Milano può dunque diventare un modello di quello che Livia Turco ha chiamato il nuovo patto sulla cittadinanza. Dopo vent’anni di genocidio culturale, la nostra identità si è frammentata e si è fatta fragile. Vent’anni di comunicazione appiattita su format televisivi e stereotipi ci ha reso spesso incapaci di confrontarci con gli altri, di guardare in faccia le diversità. A 150 anni dall’Unità d’Italia dobbiamo tutti ricostruire la nostra identità partendo da un nuovo lessico, da una riscoperta del nostro passato letto insieme a quello che è il nostro presente e il nostro futuro. È stata Marian Ismail, una donna di origine somala, a dirmi di andare a Grinzane Cavour dove tra i busti dei padri fondatori non ci sono Anita Garibaldi, Rosa Luxembourg, non ci sono le donne che hanno fatto l’Italia.

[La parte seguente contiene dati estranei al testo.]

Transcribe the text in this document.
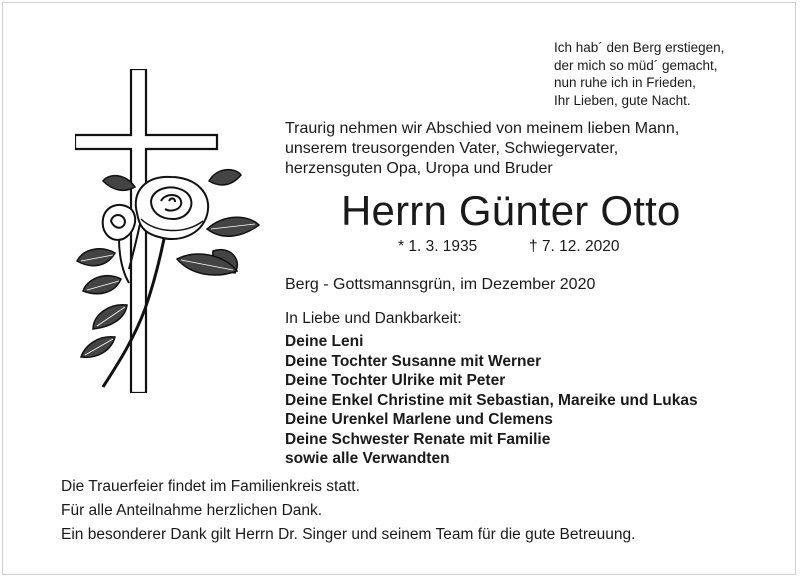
Ich hab´ den Berg erstiegen,
der mich so müd´ gemacht,
nun ruhe ich in Frieden,
Ihr Lieben, gute Nacht.
Traurig nehmen wir Abschied von meinem lieben Mann,
unserem treusorgenden Vater, Schwiegervater,
herzensguten Opa, Uropa und Bruder
Herrn Günter Otto
* 1. 3. 1935	† 7. 12. 2020
Berg - Gottsmannsgrün, im Dezember 2020
In Liebe und Dankbarkeit:
Deine Leni
Deine Tochter Susanne mit Werner
Deine Tochter Ulrike mit Peter
Deine Enkel Christine mit Sebastian, Mareike und Lukas
Deine Urenkel Marlene und Clemens
Deine Schwester Renate mit Familie
sowie alle Verwandten
Die Trauerfeier findet im Familienkreis statt.
Für alle Anteilnahme herzlichen Dank.
Ein besonderer Dank gilt Herrn Dr. Singer und seinem Team für die gute Betreuung.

Non si tratta di incentivare l’integrazione a un’identità che facciamo fatica a definire. Si tratta di ricostruire la nostra identità. Per questo la partecipazione dei cittadini di origine straniera alle politiche pubbliche di questa città non può essere solo la soddisfazione del bisogno di rappresentanza e deve essere accompagnata da una chiara presa di posizione politica sul bisogno, a livello nazionale, di riformare la legge sulla cittadinanza e di promuovere il diritto di voto, almeno amministrativo, agli immigrati residenti.

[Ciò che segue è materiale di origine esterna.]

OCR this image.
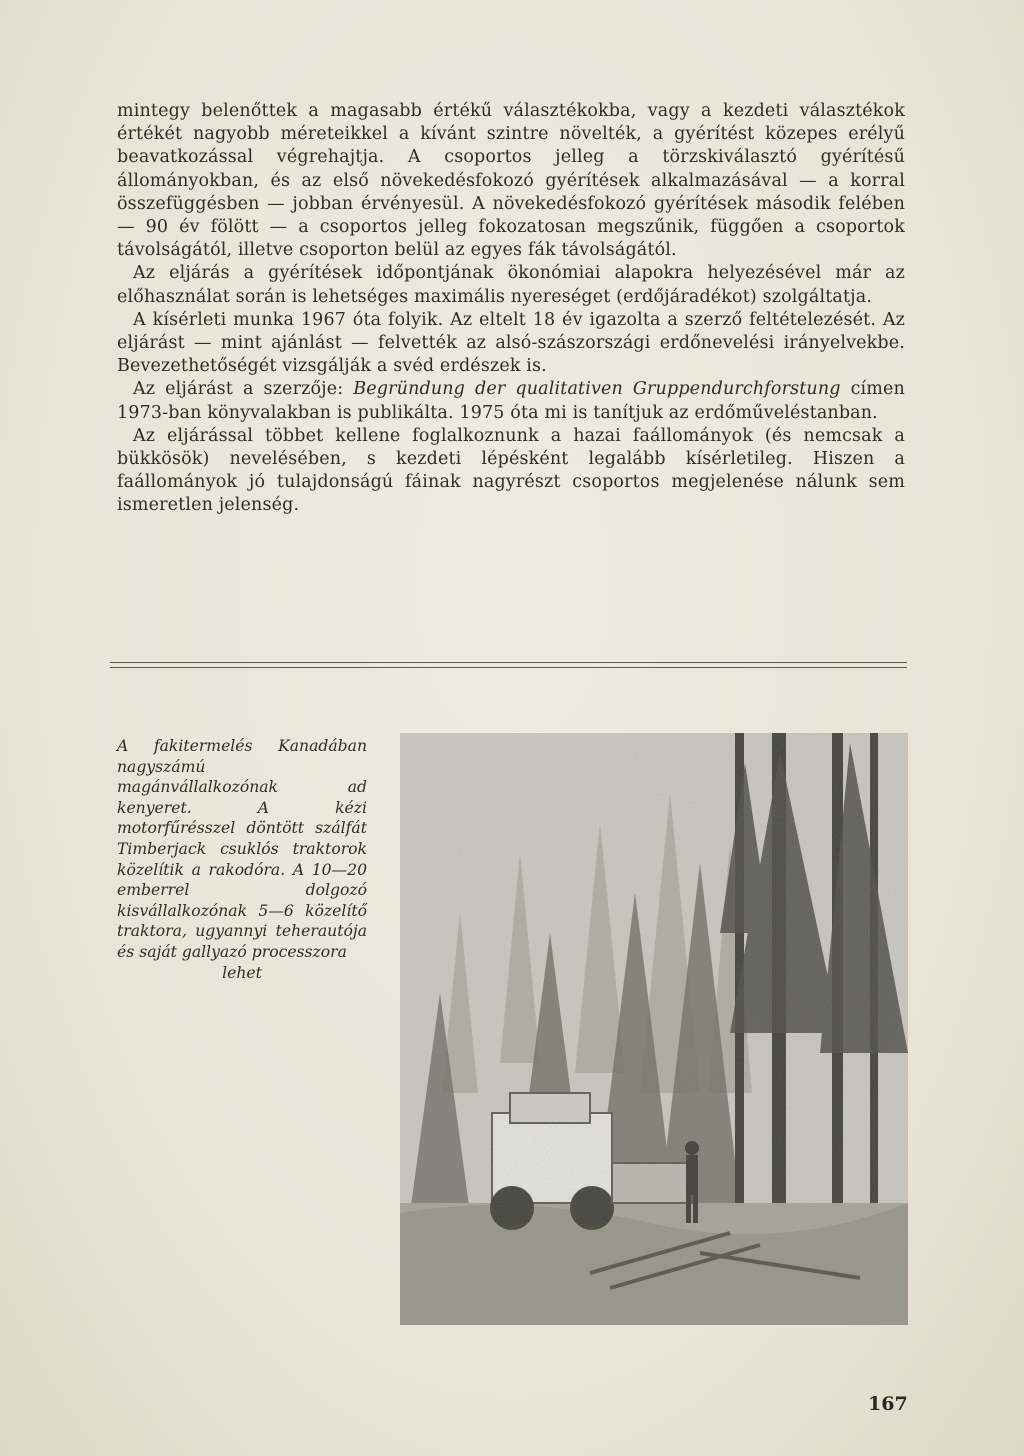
mintegy belenőttek a magasabb értékű választékokba, vagy a kezdeti választékok értékét nagyobb méreteikkel a kívánt szintre növelték, a gyérítést közepes erélyű beavatkozással végrehajtja. A csoportos jelleg a törzskiválasztó gyérítésű állományokban, és az első növekedésfokozó gyérítések alkalmazásával — a korral összefüggésben — jobban érvényesül. A növekedésfokozó gyérítések második felében — 90 év fölött — a csoportos jelleg fokozatosan megszűnik, függően a csoportok távolságától, illetve csoporton belül az egyes fák távolságától.

Az eljárás a gyérítések időpontjának ökonómiai alapokra helyezésével már az előhasználat során is lehetséges maximális nyereséget (erdőjáradékot) szolgáltatja.

A kísérleti munka 1967 óta folyik. Az eltelt 18 év igazolta a szerző feltételezését. Az eljárást — mint ajánlást — felvették az alsó-szászországi erdőnevelési irányelvekbe. Bevezethetőségét vizsgálják a svéd erdészek is.

Az eljárást a szerzője: Begründung der qualitativen Gruppendurchforstung címen 1973-ban könyvalakban is publikálta. 1975 óta mi is tanítjuk az erdőműveléstanban.

Az eljárással többet kellene foglalkoznunk a hazai faállományok (és nemcsak a bükkösök) nevelésében, s kezdeti lépésként legalább kísérletileg. Hiszen a faállományok jó tulajdonságú fáinak nagyrészt csoportos megjelenése nálunk sem ismeretlen jelenség.

A fakitermelés Kanadában nagyszámú magánvállalkozónak ad kenyeret. A kézi motorfűrésszel döntött szálfát Timberjack csuklós traktorok közelítik a rakodóra. A 10—20 emberrel dolgozó kisvállalkozónak 5—6 közelítő traktora, ugyannyi teherautója és saját gallyazó processzora
lehet
167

Su questo Milano sta già facendo molto. Ed è sicuramente grazie a questa consapevolezza e al cammino intrapreso che potrà riuscire in una nuova innovazione radicale per cui il colore della pelle e la provenienza geografica non saranno più elementi capaci di condizionare le scelte. Nel bene e nel male. Saranno invece fattori di sviluppo, di conoscenza, di arricchimento culturale, di cooperazione, anche, ma decisamente non solo, in vista di EXPO 2015.